In 1939, Sugihara was sent to Kaunas, Lithuania, due to his fluency in Russian. The Japanese government tasked Sugihara with finding out the troop movements of Germany and the Soviet Union in the Baltic region. However, after arriving, Sugihara discovered the plight of Lithuanian and Polish Jews trying to flee the country. From July 31 to August 28, 1940, Sugihara risked his life and his family’s to provide 2,140 transit visas, which allowed Jews to escape through Russia to Japan. Even as he was on the train leaving Lithuania, Sugihara threw signed visas out the window, allowing even more Jews to survive. From Japan, many Jews escaped to various countries around the world.
 
Richard A. Salomon, whose father received visa #299, explored why Sugihara acted so heroically. Salomon’s father, Bernard Salomon, travelled from Poland to Lithuania, where he received a transit visa from Sugihara. His family was then allowed to leave Lithuania and travel to Vladivostok, Soviet Union, and then on to the Port of Tsuruga/Kobe in Japan. From Japan, Bernard and his family travelled to Shanghai, and then came to Calcutta, India, then to Bombay, ultimately settling in the United States.

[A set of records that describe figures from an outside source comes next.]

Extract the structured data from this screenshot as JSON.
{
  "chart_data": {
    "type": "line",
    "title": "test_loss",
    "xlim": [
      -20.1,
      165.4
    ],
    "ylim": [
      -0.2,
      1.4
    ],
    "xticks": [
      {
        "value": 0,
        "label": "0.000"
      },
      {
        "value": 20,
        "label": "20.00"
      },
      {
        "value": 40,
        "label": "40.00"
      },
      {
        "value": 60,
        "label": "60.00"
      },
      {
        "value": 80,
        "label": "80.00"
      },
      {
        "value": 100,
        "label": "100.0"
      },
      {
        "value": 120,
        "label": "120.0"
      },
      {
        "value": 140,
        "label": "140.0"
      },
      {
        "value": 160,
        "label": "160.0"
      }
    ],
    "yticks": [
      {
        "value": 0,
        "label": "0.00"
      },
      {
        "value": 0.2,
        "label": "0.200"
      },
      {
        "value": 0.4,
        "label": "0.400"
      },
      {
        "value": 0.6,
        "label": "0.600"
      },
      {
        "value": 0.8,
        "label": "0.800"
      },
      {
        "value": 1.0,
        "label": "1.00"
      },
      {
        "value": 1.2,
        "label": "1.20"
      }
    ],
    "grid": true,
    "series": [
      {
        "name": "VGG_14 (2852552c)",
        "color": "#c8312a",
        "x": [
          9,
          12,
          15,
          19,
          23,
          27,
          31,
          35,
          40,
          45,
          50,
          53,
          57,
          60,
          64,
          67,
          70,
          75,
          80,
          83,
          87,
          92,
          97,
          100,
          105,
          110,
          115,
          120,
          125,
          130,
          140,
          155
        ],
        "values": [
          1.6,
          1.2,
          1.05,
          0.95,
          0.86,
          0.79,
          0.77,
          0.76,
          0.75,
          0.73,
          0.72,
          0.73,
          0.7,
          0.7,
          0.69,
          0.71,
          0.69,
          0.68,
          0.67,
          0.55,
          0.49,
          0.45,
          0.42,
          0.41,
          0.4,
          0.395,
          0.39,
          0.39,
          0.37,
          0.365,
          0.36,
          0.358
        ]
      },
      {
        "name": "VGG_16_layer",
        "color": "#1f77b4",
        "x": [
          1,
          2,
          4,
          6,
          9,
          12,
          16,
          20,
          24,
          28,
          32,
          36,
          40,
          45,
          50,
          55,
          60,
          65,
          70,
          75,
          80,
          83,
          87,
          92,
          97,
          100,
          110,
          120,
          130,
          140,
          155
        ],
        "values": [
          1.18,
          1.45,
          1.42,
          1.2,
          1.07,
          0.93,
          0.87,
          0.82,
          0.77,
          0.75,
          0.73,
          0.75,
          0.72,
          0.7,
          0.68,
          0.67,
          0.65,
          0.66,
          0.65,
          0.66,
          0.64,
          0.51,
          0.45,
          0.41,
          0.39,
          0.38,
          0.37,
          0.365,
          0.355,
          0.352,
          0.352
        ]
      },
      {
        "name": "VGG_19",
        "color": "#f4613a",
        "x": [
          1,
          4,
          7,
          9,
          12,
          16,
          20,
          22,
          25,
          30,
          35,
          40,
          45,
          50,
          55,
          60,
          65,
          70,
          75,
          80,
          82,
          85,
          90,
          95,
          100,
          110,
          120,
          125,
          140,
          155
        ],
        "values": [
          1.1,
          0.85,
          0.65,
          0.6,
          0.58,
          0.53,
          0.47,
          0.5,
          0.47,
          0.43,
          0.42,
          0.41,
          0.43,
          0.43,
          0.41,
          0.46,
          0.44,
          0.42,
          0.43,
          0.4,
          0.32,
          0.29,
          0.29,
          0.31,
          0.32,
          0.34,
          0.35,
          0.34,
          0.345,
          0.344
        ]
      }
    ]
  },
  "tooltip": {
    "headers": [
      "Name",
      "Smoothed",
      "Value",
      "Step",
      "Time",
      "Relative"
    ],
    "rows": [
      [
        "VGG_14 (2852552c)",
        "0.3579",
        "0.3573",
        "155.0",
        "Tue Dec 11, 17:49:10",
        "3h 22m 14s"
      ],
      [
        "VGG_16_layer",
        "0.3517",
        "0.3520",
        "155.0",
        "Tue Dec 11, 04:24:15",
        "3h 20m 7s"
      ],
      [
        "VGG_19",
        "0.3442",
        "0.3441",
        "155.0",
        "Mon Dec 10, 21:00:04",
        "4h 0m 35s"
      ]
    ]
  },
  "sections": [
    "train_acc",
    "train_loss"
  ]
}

“Consul General Sugihara was a point of light in a sea of darkness, who stood up when the world was largely silent. Like all rescuers and righteous souls, he did not view what he did, in saving thousands of lives, as anything remarkable. Everyone would do this, he believed, if in the same position. Of course, we know that this is not the case. As Sugihara’s actions teach, one person certainly can make a difference,” Salomon said during the B’nai B’rith program, which was streamed live on Facebook.

Salomon doesn’t have many personal items from his father; however he wears a star sapphire ring his father acquired in India on his odyssey to freedom.
 
Salomon, founder and CEO of Vantage Point Consultants, is, among other distinctions, a member of the Executive Committee and the Board of Directors of the Illinois Holocaust Museum & Education Center; the Advisory Board of the Visas for Life Foundation, which perpetuates Sugihara’s humanitarian legacy; and the Executive Committee of the Institute for the Study of Global Antisemitism and Policy.
 
“B’nai B’rith has urged UNESCO— the United Nations Educational, Scientific and Cultural Organization—to fittingly recognize the role and legacy of Sugihara, to whom more than 40,000 people owe their life, and we also recently received in this room a delegation of senior Japanese provincial and other officials to this end,” B’nai B’rith International CEO Daniel S. Mariaschin said at the program.
 
It took too long to tell the heroic story of Chiune Sugihara. Mariaschin also noted, “To recognize the good that is being done right now, it shouldn’t wait decades for people to discover. Sugihara’s memory is a memory we should honor.” 
 
In 1984, Sugihara was recognized as Righteous Among Nations by Yad Vashem, the Holocaust Martyrs’ and Heroes’ Remembrance Authority in Israel. A ceremony was held in Jerusalem in 1985. Sugihara died on July 31, 1986.
 
B’nai B’rith’s program preceded an official U.N. Holocaust Remembrance Day ceremony, which leaders of the organization also attended. B’nai B’rith played an active role in the United Nations’ adoption of Holocaust Remembrance Day in 2005.